Reputation: 262
I have a rather large bioinformatics dataset that I'm processing using pandas. It looks something like this:
>>> df = pd.DataFrame([['a=1|b=4', 'a=2|b=3', 'a=1|b=1'],
[None]*3, [None]*3], index=['metadata', 'a', 'b']).T
>>> df
metadata a b
0 a=1|b=4 None None
1 a=2|b=3 None None
2 a=1|b=1 None None
I want to extract the metadata from the 'metadata' column and put it in the a and b columns (yes, bioinformatics file formats are terrible). The way I'm currently doing this is using df.iterrows():
>>> def make_dict(string):
return dict([kv.split('=') for kv in string.split('|')])
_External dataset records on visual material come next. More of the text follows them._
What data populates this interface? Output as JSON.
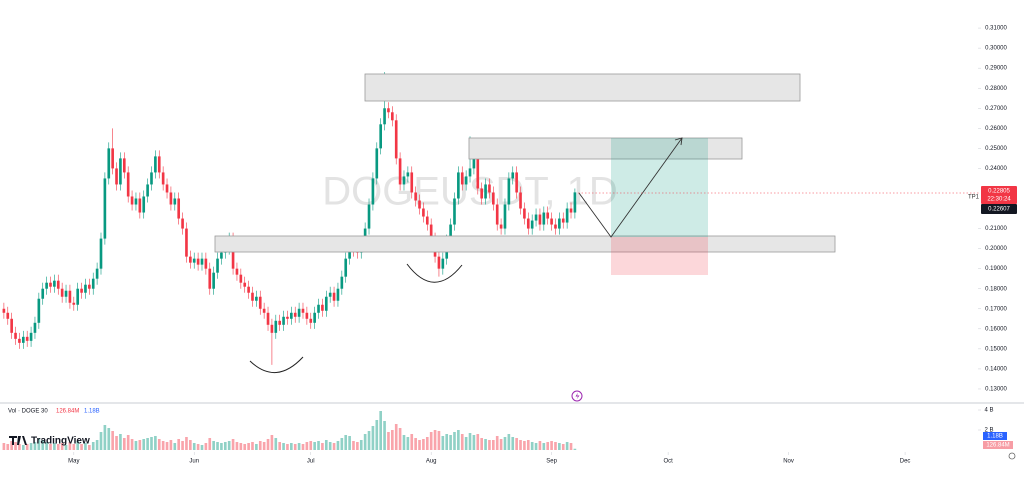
{
  "chart_data": {
    "type": "candlestick",
    "watermark": "DOGEUSDT, 1D",
    "logo": "TradingView",
    "annotation": "TP1",
    "last_price_label": "0.22805",
    "countdown": "22:30:24",
    "prev_price_label": "0.22607",
    "volume_legend": "Vol · DOGE 30",
    "volume_last_label": "126.84M",
    "volume_ma_label": "1.18B",
    "up_color": "#089981",
    "down_color": "#f23645",
    "xlim": [
      -1,
      250
    ],
    "xticks": [
      {
        "value": 18,
        "label": "May"
      },
      {
        "value": 49,
        "label": "Jun"
      },
      {
        "value": 79,
        "label": "Jul"
      },
      {
        "value": 110,
        "label": "Aug"
      },
      {
        "value": 141,
        "label": "Sep"
      },
      {
        "value": 171,
        "label": "Oct"
      },
      {
        "value": 202,
        "label": "Nov"
      },
      {
        "value": 232,
        "label": "Dec"
      }
    ],
    "ylim": [
      0.123,
      0.324
    ],
    "yticks": [
      {
        "value": 0.13,
        "label": "0.13000"
      },
      {
        "value": 0.14,
        "label": "0.14000"
      },
      {
        "value": 0.15,
        "label": "0.15000"
      },
      {
        "value": 0.16,
        "label": "0.16000"
      },
      {
        "value": 0.17,
        "label": "0.17000"
      },
      {
        "value": 0.18,
        "label": "0.18000"
      },
      {
        "value": 0.19,
        "label": "0.19000"
      },
      {
        "value": 0.2,
        "label": "0.20000"
      },
      {
        "value": 0.21,
        "label": "0.21000"
      },
      {
        "value": 0.24,
        "label": "0.24000"
      },
      {
        "value": 0.25,
        "label": "0.25000"
      },
      {
        "value": 0.26,
        "label": "0.26000"
      },
      {
        "value": 0.27,
        "label": "0.27000"
      },
      {
        "value": 0.28,
        "label": "0.28000"
      },
      {
        "value": 0.29,
        "label": "0.29000"
      },
      {
        "value": 0.3,
        "label": "0.30000"
      },
      {
        "value": 0.31,
        "label": "0.31000"
      }
    ],
    "vlim": [
      0,
      4.5
    ],
    "vticks": [
      {
        "value": 4,
        "label": "4 B"
      },
      {
        "value": 2,
        "label": "2 B"
      }
    ],
    "open": [
      0.17,
      0.168,
      0.165,
      0.158,
      0.155,
      0.153,
      0.156,
      0.154,
      0.158,
      0.163,
      0.175,
      0.18,
      0.183,
      0.181,
      0.184,
      0.18,
      0.176,
      0.179,
      0.173,
      0.172,
      0.18,
      0.178,
      0.182,
      0.18,
      0.185,
      0.19,
      0.205,
      0.235,
      0.25,
      0.24,
      0.232,
      0.245,
      0.238,
      0.226,
      0.222,
      0.225,
      0.218,
      0.226,
      0.232,
      0.238,
      0.246,
      0.238,
      0.232,
      0.228,
      0.222,
      0.225,
      0.215,
      0.21,
      0.196,
      0.193,
      0.195,
      0.192,
      0.195,
      0.19,
      0.18,
      0.188,
      0.195,
      0.198,
      0.2,
      0.205,
      0.19,
      0.187,
      0.183,
      0.181,
      0.178,
      0.174,
      0.176,
      0.17,
      0.168,
      0.162,
      0.158,
      0.164,
      0.162,
      0.166,
      0.165,
      0.168,
      0.166,
      0.17,
      0.168,
      0.165,
      0.163,
      0.168,
      0.172,
      0.169,
      0.176,
      0.178,
      0.174,
      0.18,
      0.186,
      0.195,
      0.2,
      0.199,
      0.198,
      0.202,
      0.21,
      0.222,
      0.235,
      0.25,
      0.262,
      0.27,
      0.268,
      0.264,
      0.245,
      0.232,
      0.236,
      0.238,
      0.228,
      0.224,
      0.22,
      0.216,
      0.212,
      0.205,
      0.196,
      0.19,
      0.195,
      0.204,
      0.212,
      0.225,
      0.238,
      0.232,
      0.236,
      0.24,
      0.245,
      0.23,
      0.225,
      0.232,
      0.228,
      0.222,
      0.212,
      0.21,
      0.222,
      0.235,
      0.238,
      0.228,
      0.22,
      0.215,
      0.21,
      0.214,
      0.217,
      0.212,
      0.218,
      0.215,
      0.212,
      0.21,
      0.215,
      0.213,
      0.22,
      0.218
    ],
    "high": [
      0.173,
      0.171,
      0.168,
      0.161,
      0.158,
      0.159,
      0.159,
      0.161,
      0.166,
      0.178,
      0.183,
      0.186,
      0.186,
      0.187,
      0.187,
      0.183,
      0.182,
      0.182,
      0.176,
      0.183,
      0.183,
      0.185,
      0.185,
      0.188,
      0.193,
      0.208,
      0.238,
      0.253,
      0.26,
      0.243,
      0.248,
      0.248,
      0.241,
      0.229,
      0.228,
      0.228,
      0.229,
      0.235,
      0.241,
      0.249,
      0.249,
      0.241,
      0.235,
      0.231,
      0.228,
      0.228,
      0.218,
      0.213,
      0.199,
      0.198,
      0.198,
      0.198,
      0.198,
      0.193,
      0.191,
      0.198,
      0.201,
      0.203,
      0.208,
      0.208,
      0.193,
      0.19,
      0.186,
      0.184,
      0.181,
      0.179,
      0.179,
      0.173,
      0.171,
      0.165,
      0.167,
      0.167,
      0.169,
      0.169,
      0.171,
      0.171,
      0.173,
      0.173,
      0.171,
      0.168,
      0.171,
      0.175,
      0.175,
      0.179,
      0.181,
      0.181,
      0.183,
      0.189,
      0.198,
      0.203,
      0.203,
      0.202,
      0.205,
      0.213,
      0.225,
      0.238,
      0.253,
      0.265,
      0.288,
      0.273,
      0.271,
      0.267,
      0.248,
      0.239,
      0.241,
      0.241,
      0.231,
      0.227,
      0.223,
      0.219,
      0.215,
      0.208,
      0.199,
      0.198,
      0.207,
      0.215,
      0.228,
      0.241,
      0.241,
      0.239,
      0.256,
      0.248,
      0.248,
      0.233,
      0.235,
      0.235,
      0.231,
      0.225,
      0.215,
      0.225,
      0.238,
      0.241,
      0.241,
      0.231,
      0.223,
      0.218,
      0.217,
      0.22,
      0.22,
      0.221,
      0.221,
      0.218,
      0.215,
      0.218,
      0.218,
      0.223,
      0.223,
      0.23
    ],
    "low": [
      0.165,
      0.162,
      0.155,
      0.152,
      0.15,
      0.15,
      0.151,
      0.151,
      0.155,
      0.16,
      0.172,
      0.177,
      0.178,
      0.178,
      0.177,
      0.173,
      0.173,
      0.17,
      0.169,
      0.169,
      0.175,
      0.175,
      0.177,
      0.177,
      0.182,
      0.187,
      0.202,
      0.232,
      0.237,
      0.229,
      0.229,
      0.235,
      0.223,
      0.219,
      0.219,
      0.215,
      0.215,
      0.223,
      0.229,
      0.235,
      0.235,
      0.229,
      0.225,
      0.219,
      0.219,
      0.212,
      0.207,
      0.193,
      0.19,
      0.19,
      0.189,
      0.189,
      0.187,
      0.177,
      0.177,
      0.185,
      0.192,
      0.195,
      0.197,
      0.187,
      0.184,
      0.18,
      0.178,
      0.175,
      0.171,
      0.171,
      0.167,
      0.165,
      0.159,
      0.142,
      0.155,
      0.159,
      0.159,
      0.162,
      0.162,
      0.163,
      0.163,
      0.165,
      0.162,
      0.16,
      0.16,
      0.165,
      0.166,
      0.166,
      0.173,
      0.171,
      0.171,
      0.177,
      0.183,
      0.192,
      0.196,
      0.195,
      0.195,
      0.199,
      0.207,
      0.219,
      0.232,
      0.247,
      0.259,
      0.265,
      0.261,
      0.242,
      0.229,
      0.229,
      0.233,
      0.225,
      0.221,
      0.217,
      0.213,
      0.209,
      0.202,
      0.193,
      0.186,
      0.187,
      0.192,
      0.201,
      0.209,
      0.222,
      0.229,
      0.229,
      0.233,
      0.237,
      0.227,
      0.222,
      0.222,
      0.225,
      0.219,
      0.209,
      0.207,
      0.207,
      0.219,
      0.232,
      0.225,
      0.217,
      0.212,
      0.207,
      0.207,
      0.211,
      0.209,
      0.209,
      0.212,
      0.209,
      0.207,
      0.207,
      0.21,
      0.21,
      0.215,
      0.215
    ],
    "close": [
      0.168,
      0.165,
      0.158,
      0.155,
      0.153,
      0.156,
      0.154,
      0.158,
      0.163,
      0.175,
      0.18,
      0.183,
      0.181,
      0.184,
      0.18,
      0.176,
      0.179,
      0.173,
      0.172,
      0.18,
      0.178,
      0.182,
      0.18,
      0.185,
      0.19,
      0.205,
      0.235,
      0.25,
      0.24,
      0.232,
      0.245,
      0.238,
      0.226,
      0.222,
      0.225,
      0.218,
      0.226,
      0.232,
      0.238,
      0.246,
      0.238,
      0.232,
      0.228,
      0.222,
      0.225,
      0.215,
      0.21,
      0.196,
      0.193,
      0.195,
      0.192,
      0.195,
      0.19,
      0.18,
      0.188,
      0.195,
      0.198,
      0.2,
      0.205,
      0.19,
      0.187,
      0.183,
      0.181,
      0.178,
      0.174,
      0.176,
      0.17,
      0.168,
      0.162,
      0.158,
      0.164,
      0.162,
      0.166,
      0.165,
      0.168,
      0.166,
      0.17,
      0.168,
      0.165,
      0.163,
      0.168,
      0.172,
      0.169,
      0.176,
      0.178,
      0.174,
      0.18,
      0.186,
      0.195,
      0.2,
      0.199,
      0.198,
      0.202,
      0.21,
      0.222,
      0.235,
      0.25,
      0.262,
      0.27,
      0.268,
      0.264,
      0.245,
      0.232,
      0.236,
      0.238,
      0.228,
      0.224,
      0.22,
      0.216,
      0.212,
      0.205,
      0.196,
      0.19,
      0.195,
      0.204,
      0.212,
      0.225,
      0.238,
      0.232,
      0.236,
      0.24,
      0.245,
      0.23,
      0.225,
      0.232,
      0.228,
      0.222,
      0.212,
      0.21,
      0.222,
      0.235,
      0.238,
      0.228,
      0.22,
      0.215,
      0.21,
      0.214,
      0.217,
      0.212,
      0.218,
      0.215,
      0.212,
      0.21,
      0.215,
      0.213,
      0.22,
      0.218,
      0.22805
    ],
    "volume": [
      0.7,
      0.6,
      0.9,
      0.8,
      0.6,
      0.5,
      0.6,
      0.7,
      0.8,
      1.2,
      1.0,
      0.8,
      0.6,
      0.7,
      0.6,
      0.7,
      0.5,
      0.8,
      0.6,
      0.9,
      0.6,
      0.7,
      0.5,
      0.8,
      1.0,
      1.8,
      2.5,
      2.2,
      1.9,
      1.4,
      1.6,
      1.2,
      1.5,
      1.1,
      0.9,
      1.0,
      1.1,
      1.2,
      1.3,
      1.4,
      1.1,
      0.9,
      0.8,
      1.0,
      0.7,
      1.1,
      0.9,
      1.3,
      1.0,
      0.7,
      0.6,
      0.5,
      0.7,
      1.2,
      0.9,
      0.8,
      0.7,
      0.8,
      0.9,
      1.1,
      0.8,
      0.7,
      0.6,
      0.7,
      0.8,
      0.6,
      0.9,
      0.8,
      1.1,
      1.5,
      1.2,
      0.8,
      0.7,
      0.6,
      0.7,
      0.6,
      0.7,
      0.6,
      0.8,
      0.9,
      0.8,
      0.9,
      0.7,
      1.0,
      0.8,
      0.7,
      0.9,
      1.2,
      1.5,
      1.4,
      0.9,
      0.8,
      1.0,
      1.6,
      1.9,
      2.4,
      3.0,
      3.9,
      2.9,
      1.8,
      2.0,
      2.6,
      2.2,
      1.5,
      1.3,
      1.6,
      1.2,
      1.0,
      1.1,
      1.3,
      1.8,
      2.0,
      1.9,
      1.4,
      1.6,
      1.5,
      1.8,
      2.0,
      1.6,
      1.3,
      1.7,
      1.5,
      1.6,
      1.2,
      1.1,
      1.0,
      1.0,
      1.4,
      1.1,
      1.3,
      1.6,
      1.3,
      1.2,
      1.0,
      0.9,
      1.0,
      0.8,
      0.7,
      0.9,
      0.7,
      0.8,
      0.9,
      0.8,
      0.7,
      0.6,
      0.8,
      0.7,
      0.12684
    ]
  }
}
>>> for idx, row in df.iterrows():
for k, v in make_dict(row['metadata']).iteritems():
df[k][idx] = v
>>> df
metadata a b
0 a=1|b=4 1 4
1 a=2|b=3 2 3
2 a=1|b=1 1 1
This works, but is extremely slow for large datasets. My question is: is there a way to get the same result without using iterrows, using vectorized pandas functions, and get the same result?
Upvotes: 2
Views: 367
Reputation: 28946
This should be faster
In [124]: regex = r'\w=(\d+)\|\w=(\d+)'
In [127]: df[['a', 'b']] = df.metadata.str.extract(regex)
In [128]: df
Out[128]:
metadata a b
0 a=1|b=4 1 4
1 a=2|b=3 2 3
2 a=1|b=1 1 1
[3 rows x 3 columns]
EDIT:
Interesting, looks like it's actually slower, but I suspect that this will scale well
In [131]: %%timeit
.....: df[['a', 'b']] = df.metadata.str.extract(regex)
.....:
1000 loops, best of 3: 973 µs per loop
In [135]: %%timeit
for idx, row in df.iterrows():
for k, v in make_dict(row['metadata']).items():
df[k][idx] = v
.....:
1000 loops, best of 3: 440 µs per loop
Upvotes: 2